Publié aux éditions du sourire qui mord (ne le chercher pas vous le trouverez seulement en bibliothèque) de Christian Bruel , Anne Galland et Anne Bozelec.
Pour en savoir plus vous pouvez vous rendre sur le site : http://lajoieparleslivres.bnf.fr/masc/Integration/JOIE/statique/univ/interfaceschoisies/Sourire_qui_mord/rubrique_edition_albums.html
Bon week end et bonne lecture. 🙂
Bonjour Be, et merci pour ce lien qui ne rajeunit effectivement. J’aime particulièrement la conclusion du petit résumé “Tu sais maman, ça ne va pas toujours mal quand on pleure !”
C’est tellement vrai! Il arrive que l’on pleure de rire !

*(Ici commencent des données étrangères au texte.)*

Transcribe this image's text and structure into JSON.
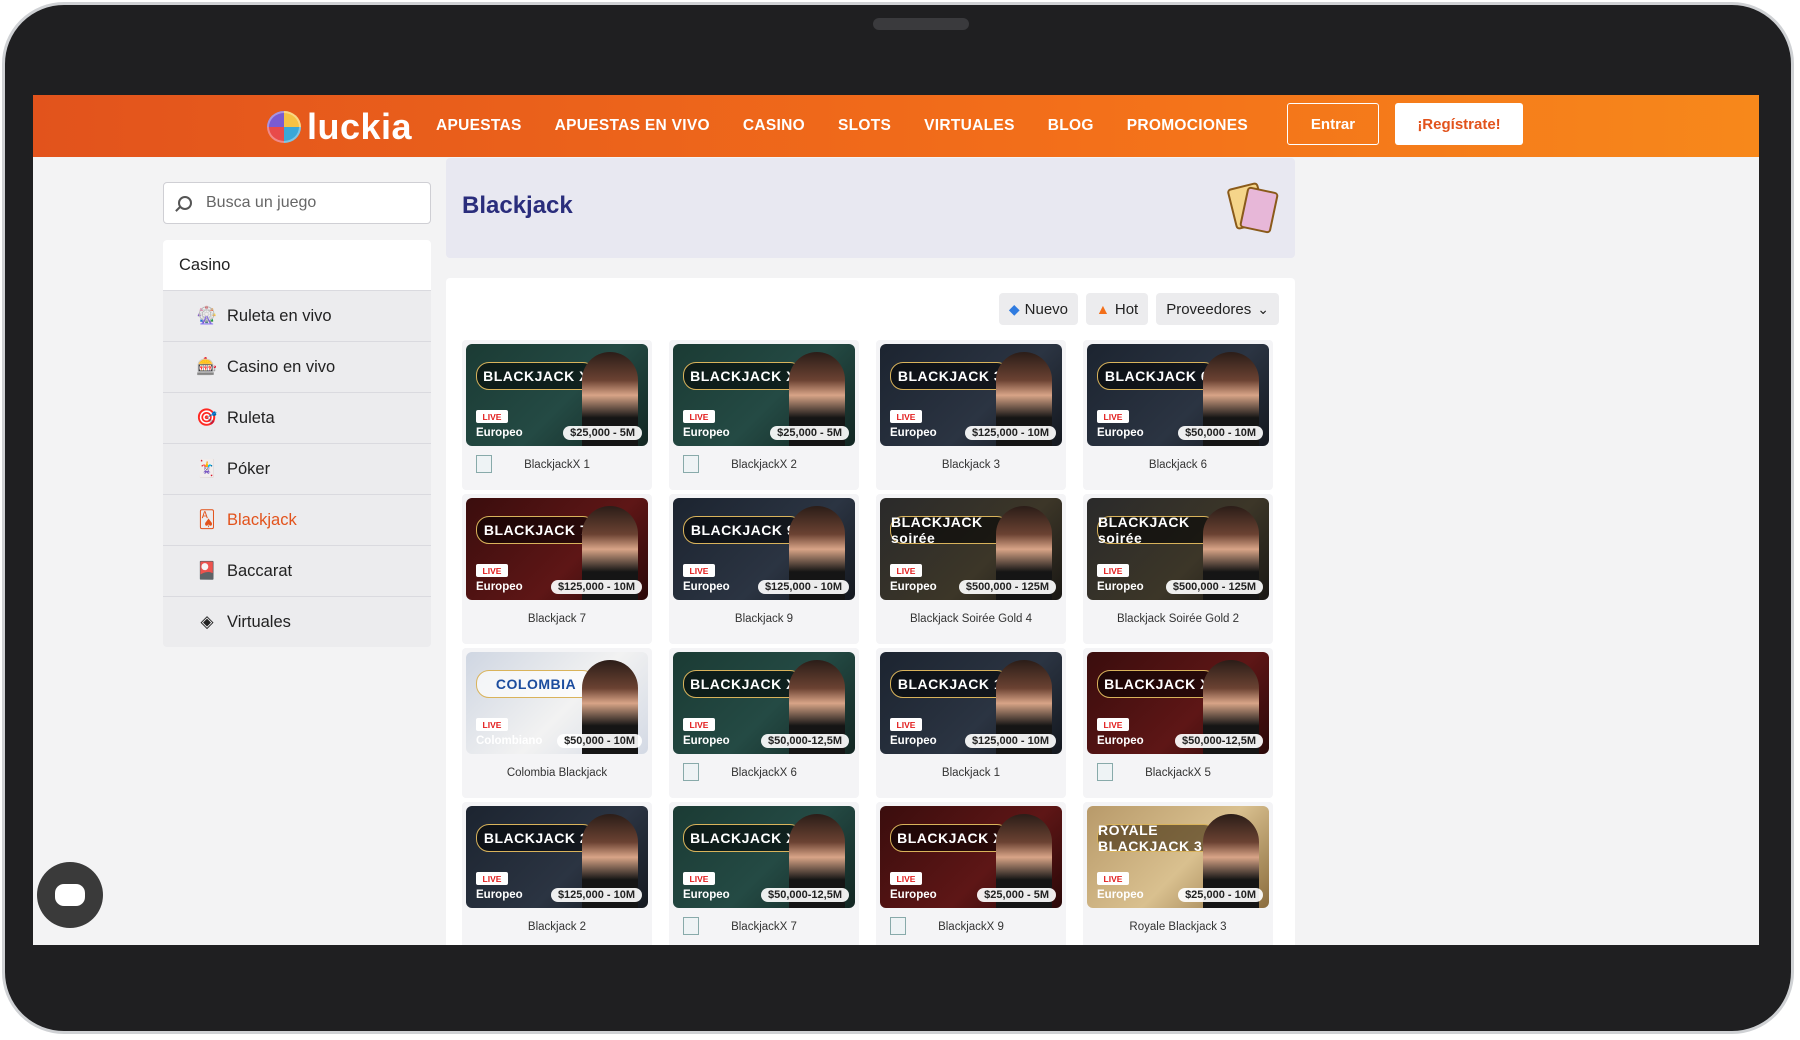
{
  "header": {
    "logo": "luckia",
    "nav": [
      "APUESTAS",
      "APUESTAS EN VIVO",
      "CASINO",
      "SLOTS",
      "VIRTUALES",
      "BLOG",
      "PROMOCIONES"
    ],
    "login_label": "Entrar",
    "register_label": "¡Regístrate!"
  },
  "search": {
    "placeholder": "Busca un juego"
  },
  "sidebar": {
    "heading": "Casino",
    "items": [
      {
        "label": "Ruleta en vivo",
        "icon": "live-roulette-icon"
      },
      {
        "label": "Casino en vivo",
        "icon": "live-casino-icon"
      },
      {
        "label": "Ruleta",
        "icon": "roulette-icon"
      },
      {
        "label": "Póker",
        "icon": "poker-icon"
      },
      {
        "label": "Blackjack",
        "icon": "blackjack-icon",
        "active": true
      },
      {
        "label": "Baccarat",
        "icon": "baccarat-icon"
      },
      {
        "label": "Virtuales",
        "icon": "virtual-icon"
      }
    ]
  },
  "page": {
    "title": "Blackjack"
  },
  "filters": {
    "new": "Nuevo",
    "hot": "Hot",
    "providers": "Proveedores"
  },
  "colors": {
    "brand": "#e2531c",
    "title": "#2a2d7c"
  },
  "games": [
    {
      "name": "BlackjackX 1",
      "thumb_title": "BLACKJACK X",
      "live": "LIVE",
      "type": "Europeo",
      "bet": "$25,000 - 5M",
      "style": "green",
      "broken_icon": true
    },
    {
      "name": "BlackjackX 2",
      "thumb_title": "BLACKJACK X",
      "live": "LIVE",
      "type": "Europeo",
      "bet": "$25,000 - 5M",
      "style": "green",
      "broken_icon": true
    },
    {
      "name": "Blackjack 3",
      "thumb_title": "BLACKJACK 3",
      "live": "LIVE",
      "type": "Europeo",
      "bet": "$125,000 - 10M",
      "style": "dark"
    },
    {
      "name": "Blackjack 6",
      "thumb_title": "BLACKJACK 6",
      "live": "LIVE",
      "type": "Europeo",
      "bet": "$50,000 - 10M",
      "style": "dark"
    },
    {
      "name": "Blackjack 7",
      "thumb_title": "BLACKJACK 7",
      "live": "LIVE",
      "type": "Europeo",
      "bet": "$125,000 - 10M",
      "style": "red"
    },
    {
      "name": "Blackjack 9",
      "thumb_title": "BLACKJACK 9",
      "live": "LIVE",
      "type": "Europeo",
      "bet": "$125,000 - 10M",
      "style": "dark"
    },
    {
      "name": "Blackjack Soirée Gold 4",
      "thumb_title": "BLACKJACK soirée",
      "live": "LIVE",
      "type": "Europeo",
      "bet": "$500,000 - 125M",
      "style": "gold"
    },
    {
      "name": "Blackjack Soirée Gold 2",
      "thumb_title": "BLACKJACK soirée",
      "live": "LIVE",
      "type": "Europeo",
      "bet": "$500,000 - 125M",
      "style": "gold"
    },
    {
      "name": "Colombia Blackjack",
      "thumb_title": "COLOMBIA",
      "live": "LIVE",
      "type": "Colombiano",
      "bet": "$50,000 - 10M",
      "style": "colom"
    },
    {
      "name": "BlackjackX 6",
      "thumb_title": "BLACKJACK X",
      "live": "LIVE",
      "type": "Europeo",
      "bet": "$50,000-12,5M",
      "style": "green",
      "broken_icon": true
    },
    {
      "name": "Blackjack 1",
      "thumb_title": "BLACKJACK 1",
      "live": "LIVE",
      "type": "Europeo",
      "bet": "$125,000 - 10M",
      "style": "dark"
    },
    {
      "name": "BlackjackX 5",
      "thumb_title": "BLACKJACK X",
      "live": "LIVE",
      "type": "Europeo",
      "bet": "$50,000-12,5M",
      "style": "red",
      "broken_icon": true
    },
    {
      "name": "Blackjack 2",
      "thumb_title": "BLACKJACK 2",
      "live": "LIVE",
      "type": "Europeo",
      "bet": "$125,000 - 10M",
      "style": "dark"
    },
    {
      "name": "BlackjackX 7",
      "thumb_title": "BLACKJACK X",
      "live": "LIVE",
      "type": "Europeo",
      "bet": "$50,000-12,5M",
      "style": "green",
      "broken_icon": true
    },
    {
      "name": "BlackjackX 9",
      "thumb_title": "BLACKJACK X",
      "live": "LIVE",
      "type": "Europeo",
      "bet": "$25,000 - 5M",
      "style": "red",
      "broken_icon": true
    },
    {
      "name": "Royale Blackjack 3",
      "thumb_title": "ROYALE BLACKJACK 3",
      "live": "LIVE",
      "type": "Europeo",
      "bet": "$25,000 - 10M",
      "style": "royal"
    }
  ]
}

A quand un post sur le rire… Celui des enfants…. Si émouvant. 🙂
Bonne semaine
Voilà un beau sujet. On verra ce que cette capricieuse d’inspiration en fera. Bonne semaine
Les larmes d’un homme jean de Toulon
Dans le froissement de nos draps
Prends-moi dans tes bras
Le parfum de ta peau
Me transcende et m’enivre
Et mon âme ivre
Tel un bateau
Vers ton cœur s’en va.
Oh, toi ma femme
Mon flambeau
Mon oriflamme
Mon plus beau joyau.
Ta douce chaleur
Exalte notre bonheur
Et ravive le feu
Amoureux
Qui brûle en moi !
Ouvres-moi encore tes mains
Pour y nicher tous mes chagrins
Caresse encore mes cheveux
En un geste langoureux
Sans toi vois-tu
Je ne suis plus rien
Qu’un homme au cœur nu
Face à son destin
Pourquoi as-tu desserré tes bras
Sacrifié notre histoire
Où nous avions écrit
Durant vingt ans
Nos plus belles pages d’amour
Souviens-toi
A l’église
Dieu avait dit
Jusqu’à ce que la mort nous sépare
Pourquoi lui avoir désobéi
Et brisé les amarres.
Mon amour
Tu fus pour moi un rêve
Doux et délicieux
Une histoire trop brève
Et je te dois cet aveu
Les hommes pleurent aussi
Mais, la nuit.
SEULS
Très joli. Merci pour cette belle participation pleine d’émotions.